GINA Andrews and her husband Tom Ellis had retained their respective titles as leading lady rider and Foran leading trainer with eight horses or more so early in the season that the former only rode in one race in June while the latter didn’t saddle a single runner after May 29th.

On her way to a ninth championship success, one more than both David Turner and Polly Gundry, Andrews partnered 48 winners, exactly double the number ridden by her nearest rival, Izzie Marshall.

She broke Gundry’s career record of 303 wins for a female rider on New Year’s Eve and, from 120 rides, only hit the deck once when Latenightpass fell at the last when leading the ladies’ open at Alnwick in late January.

Trained by Ellis for his mother Pippa, who bred the nine-year-old Passing Glance gelding, Latenightpass returned to winning ways next time out in the ladies’ open at Charm Park – providing his handler with one of 62 successes between the flags.

Aintree

He then ended his season over the Grand National fences at Aintree as a delighted Gina landed the Randox Hunters’ Chase as had her father Simon on the Cantab gelding Newnham in 1988.

For the summer, Andrews will concentrate on show jumping. She has four horses to compete including the Irish Sport Horse gelding Croisiere who was bred in Co Tipperary by Clement Stapleton out of the Cruising mare Tisara.

First produced here by Kieran Ryan, the 2008 Harlequin du Carel gelding won the four-year-old working hunter class at the 2012 Dublin Horse Show under the former amateur P.J. Casey (who purchased this year’s BoyleSports Irish Grand National winner Lord Lariat as a three-year-old) and went on to compete at CIC3* level in eventing with Britain’s Ben Wray. “Swanky, as we know him, had a very successful eventing career before the owners thought he’d prefer a quieter life show jumping with me,” revealed Andrews.

Two titles in a row for King

THE British point-to-point season concluded last Saturday at Umberleigh in Devon where one win from two rides gave James King his 62nd win of the campaign as he was crowned men’s champion for the second successive season.

King’s victory came in the two-runner Intermediate which he landed by six lengths on the John Mathias-trained Hitdroadjack, a nine-year-old Wareed gelding who carried the 26-year-old Gloucestershire native to three other victories this season.

Charlie Sprake, who was beaten into second in that Intermediate on the 8/13 favourite Ninth Wave had earlier secured victory in the Highflyer Bloodstock novice men’s championship.

The 19-year-old had gone into the Torrington Farmers’ fixture on even terms with Freddie Gordon on 12 wins apiece but came out two ahead thanks to a double which he initiated in the restricted on the Teresa Clark-trained favourite, Bennys Miracle, an eight-year-old Primary mare.

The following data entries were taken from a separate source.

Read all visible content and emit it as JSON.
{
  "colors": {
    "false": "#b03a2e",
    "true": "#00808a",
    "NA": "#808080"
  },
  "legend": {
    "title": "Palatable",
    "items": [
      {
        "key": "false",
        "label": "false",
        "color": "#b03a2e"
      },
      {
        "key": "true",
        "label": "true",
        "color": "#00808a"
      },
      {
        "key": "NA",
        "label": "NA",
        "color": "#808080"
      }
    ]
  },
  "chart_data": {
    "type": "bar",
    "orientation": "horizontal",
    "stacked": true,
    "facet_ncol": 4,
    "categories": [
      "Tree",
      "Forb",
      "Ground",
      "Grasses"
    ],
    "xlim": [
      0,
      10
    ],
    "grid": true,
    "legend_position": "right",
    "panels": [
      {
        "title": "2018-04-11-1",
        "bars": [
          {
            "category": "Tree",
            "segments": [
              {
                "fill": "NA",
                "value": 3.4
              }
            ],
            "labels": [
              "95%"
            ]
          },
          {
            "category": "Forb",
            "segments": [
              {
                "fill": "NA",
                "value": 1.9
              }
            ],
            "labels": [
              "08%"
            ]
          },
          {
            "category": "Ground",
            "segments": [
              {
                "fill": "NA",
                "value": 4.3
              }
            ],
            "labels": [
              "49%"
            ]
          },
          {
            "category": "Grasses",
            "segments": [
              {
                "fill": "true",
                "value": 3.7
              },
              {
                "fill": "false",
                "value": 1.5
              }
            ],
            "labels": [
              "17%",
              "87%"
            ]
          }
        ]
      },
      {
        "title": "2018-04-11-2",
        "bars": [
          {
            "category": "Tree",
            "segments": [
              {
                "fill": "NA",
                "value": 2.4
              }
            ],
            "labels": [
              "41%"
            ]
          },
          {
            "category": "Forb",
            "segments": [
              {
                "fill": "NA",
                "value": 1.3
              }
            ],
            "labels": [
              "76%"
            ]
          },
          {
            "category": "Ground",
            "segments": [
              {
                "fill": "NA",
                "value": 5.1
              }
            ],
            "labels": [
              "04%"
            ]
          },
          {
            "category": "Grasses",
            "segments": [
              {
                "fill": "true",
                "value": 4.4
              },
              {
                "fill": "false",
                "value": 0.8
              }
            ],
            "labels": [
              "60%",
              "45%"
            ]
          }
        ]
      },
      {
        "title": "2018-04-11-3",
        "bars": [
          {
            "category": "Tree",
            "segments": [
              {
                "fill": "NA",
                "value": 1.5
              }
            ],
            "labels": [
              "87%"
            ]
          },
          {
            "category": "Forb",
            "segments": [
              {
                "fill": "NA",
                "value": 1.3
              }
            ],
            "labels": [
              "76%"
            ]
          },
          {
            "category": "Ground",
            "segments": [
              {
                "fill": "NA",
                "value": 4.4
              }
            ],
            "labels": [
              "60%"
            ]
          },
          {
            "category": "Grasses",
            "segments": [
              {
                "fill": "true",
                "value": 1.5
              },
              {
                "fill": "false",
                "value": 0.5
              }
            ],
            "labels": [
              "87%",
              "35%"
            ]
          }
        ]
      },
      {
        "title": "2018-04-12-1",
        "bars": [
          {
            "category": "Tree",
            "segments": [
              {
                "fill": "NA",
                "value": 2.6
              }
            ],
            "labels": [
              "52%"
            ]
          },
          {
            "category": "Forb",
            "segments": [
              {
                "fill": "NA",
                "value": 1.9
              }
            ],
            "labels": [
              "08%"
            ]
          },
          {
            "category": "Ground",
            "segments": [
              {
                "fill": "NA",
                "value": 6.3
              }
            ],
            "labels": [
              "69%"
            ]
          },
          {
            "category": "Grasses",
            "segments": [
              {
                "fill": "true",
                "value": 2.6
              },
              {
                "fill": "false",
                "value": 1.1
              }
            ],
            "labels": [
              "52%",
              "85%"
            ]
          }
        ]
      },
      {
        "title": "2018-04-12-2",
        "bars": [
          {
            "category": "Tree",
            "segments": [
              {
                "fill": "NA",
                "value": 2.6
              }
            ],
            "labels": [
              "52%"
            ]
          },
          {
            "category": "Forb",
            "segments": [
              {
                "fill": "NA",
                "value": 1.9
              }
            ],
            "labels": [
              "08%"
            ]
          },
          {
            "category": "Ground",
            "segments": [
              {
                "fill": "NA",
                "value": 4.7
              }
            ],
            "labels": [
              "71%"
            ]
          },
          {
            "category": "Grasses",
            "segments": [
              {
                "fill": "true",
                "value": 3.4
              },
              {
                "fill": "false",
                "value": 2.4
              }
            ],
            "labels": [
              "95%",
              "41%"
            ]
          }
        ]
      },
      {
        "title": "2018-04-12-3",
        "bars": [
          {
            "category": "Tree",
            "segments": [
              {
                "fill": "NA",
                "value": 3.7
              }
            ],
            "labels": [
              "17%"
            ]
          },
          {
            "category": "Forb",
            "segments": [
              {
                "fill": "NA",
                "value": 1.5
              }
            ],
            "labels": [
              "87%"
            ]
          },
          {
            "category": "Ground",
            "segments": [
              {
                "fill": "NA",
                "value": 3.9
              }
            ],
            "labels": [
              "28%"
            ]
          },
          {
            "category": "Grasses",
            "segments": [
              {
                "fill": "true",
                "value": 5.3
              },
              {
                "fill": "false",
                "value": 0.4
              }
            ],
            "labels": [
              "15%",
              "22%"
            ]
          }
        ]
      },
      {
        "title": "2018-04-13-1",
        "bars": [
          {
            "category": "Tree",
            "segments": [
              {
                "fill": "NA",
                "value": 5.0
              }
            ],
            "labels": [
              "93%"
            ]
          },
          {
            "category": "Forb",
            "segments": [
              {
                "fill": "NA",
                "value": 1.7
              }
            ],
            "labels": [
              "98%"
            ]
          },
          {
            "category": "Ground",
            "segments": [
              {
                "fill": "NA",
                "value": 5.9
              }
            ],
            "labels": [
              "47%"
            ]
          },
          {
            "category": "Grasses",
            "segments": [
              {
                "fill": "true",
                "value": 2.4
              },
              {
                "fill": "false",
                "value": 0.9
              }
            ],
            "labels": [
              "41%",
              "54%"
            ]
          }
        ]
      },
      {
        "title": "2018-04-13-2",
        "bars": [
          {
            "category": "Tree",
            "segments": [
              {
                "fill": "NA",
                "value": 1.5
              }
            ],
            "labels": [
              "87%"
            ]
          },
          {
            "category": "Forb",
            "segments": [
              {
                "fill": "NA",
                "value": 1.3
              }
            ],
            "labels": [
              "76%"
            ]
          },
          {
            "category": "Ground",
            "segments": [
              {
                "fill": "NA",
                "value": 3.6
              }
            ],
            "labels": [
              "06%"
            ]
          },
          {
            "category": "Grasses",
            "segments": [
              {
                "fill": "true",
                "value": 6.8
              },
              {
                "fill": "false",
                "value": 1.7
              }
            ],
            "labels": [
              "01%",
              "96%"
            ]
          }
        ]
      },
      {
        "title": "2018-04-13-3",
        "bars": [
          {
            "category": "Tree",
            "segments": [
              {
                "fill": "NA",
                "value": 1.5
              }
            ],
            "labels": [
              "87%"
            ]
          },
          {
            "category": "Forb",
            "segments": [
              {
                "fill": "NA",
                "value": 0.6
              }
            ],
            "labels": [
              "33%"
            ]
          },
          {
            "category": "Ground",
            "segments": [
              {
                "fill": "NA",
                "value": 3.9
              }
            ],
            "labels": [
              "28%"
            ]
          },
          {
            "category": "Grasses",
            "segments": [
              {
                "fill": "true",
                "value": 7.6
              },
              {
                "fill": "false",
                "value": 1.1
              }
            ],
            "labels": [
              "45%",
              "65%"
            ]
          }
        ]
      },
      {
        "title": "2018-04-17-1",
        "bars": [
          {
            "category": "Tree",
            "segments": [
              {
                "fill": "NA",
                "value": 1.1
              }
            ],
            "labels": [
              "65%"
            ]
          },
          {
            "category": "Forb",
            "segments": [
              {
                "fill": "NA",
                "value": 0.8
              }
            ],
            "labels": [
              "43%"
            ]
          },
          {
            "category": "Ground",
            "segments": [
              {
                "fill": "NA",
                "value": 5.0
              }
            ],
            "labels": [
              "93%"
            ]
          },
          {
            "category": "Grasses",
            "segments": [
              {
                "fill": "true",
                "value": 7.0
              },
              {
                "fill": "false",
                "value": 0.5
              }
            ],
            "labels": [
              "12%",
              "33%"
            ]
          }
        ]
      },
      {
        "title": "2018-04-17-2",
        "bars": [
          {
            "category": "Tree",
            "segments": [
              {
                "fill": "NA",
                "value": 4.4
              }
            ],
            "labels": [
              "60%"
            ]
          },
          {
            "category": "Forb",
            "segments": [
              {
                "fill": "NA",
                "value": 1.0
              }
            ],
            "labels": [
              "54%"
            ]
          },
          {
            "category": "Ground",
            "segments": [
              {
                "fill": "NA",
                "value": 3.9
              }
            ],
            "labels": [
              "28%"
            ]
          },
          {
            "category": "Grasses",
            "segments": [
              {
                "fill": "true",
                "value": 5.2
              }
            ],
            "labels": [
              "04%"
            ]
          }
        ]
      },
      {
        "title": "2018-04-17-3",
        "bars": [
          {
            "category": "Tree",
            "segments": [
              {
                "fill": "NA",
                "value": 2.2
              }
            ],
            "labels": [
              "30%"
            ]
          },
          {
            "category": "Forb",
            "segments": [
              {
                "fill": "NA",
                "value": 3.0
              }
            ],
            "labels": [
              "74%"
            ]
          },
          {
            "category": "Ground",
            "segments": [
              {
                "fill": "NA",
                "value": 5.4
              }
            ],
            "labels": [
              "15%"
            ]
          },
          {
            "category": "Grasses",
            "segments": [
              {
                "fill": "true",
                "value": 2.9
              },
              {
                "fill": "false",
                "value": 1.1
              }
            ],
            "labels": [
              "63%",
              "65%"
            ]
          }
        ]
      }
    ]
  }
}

There were just two runners in the men’s open where Sprake, who currently works with Will Biddick but is due to join the Alan King yard as a conditional jockey, and the Jake Slatter-trained I’m Wiser Now, an eight-year-old Presenting gelding, saw off Gordon and the 1/3 favourite, Highway One O One, by a margin of nine lengths.

While it was a disappointing end to the campaign for 16-year-old Gordon, who rode his first winner in February, he did have the satisfaction of helping his mother Jenny become the season’s Foran Equine leading trainer with seven or fewer horses as he partnered all 11 of her winners.

Nicholls new novice champ

The Will Biddick-trained Monsieur Gibraltar walked over in the ladies’ open under the new Highflyer Bloodstock novice ladies’ champion, 16-year-old Olive Nicholls who too ended the campaign with 11 victories to her credit.

Darren Andrews recorded his 14th success of the season when landing last Saturday’s opening contest, the Level 3 conditions race, on the John Heard-trained Eric The Third, a 13-year-old Mountain High gelding.

The honour of riding the final winner of the 2021/22 campaign fell to Darren Edwards who notched up his 22nd victory of the season on the Leslie Jefford-trained Businessman as the 11/10 favourite in the maiden.

Once in the care here of Denis Murphy, for whom he finished third twice in three starts, this eight-year-old Milan gelding was bred by the Raheenwood Syndicate out of the Anshan mare Back Of The Pack who won three times over hurdles and four-times over fences while she was also Grade 3-placed over the larger obstacles.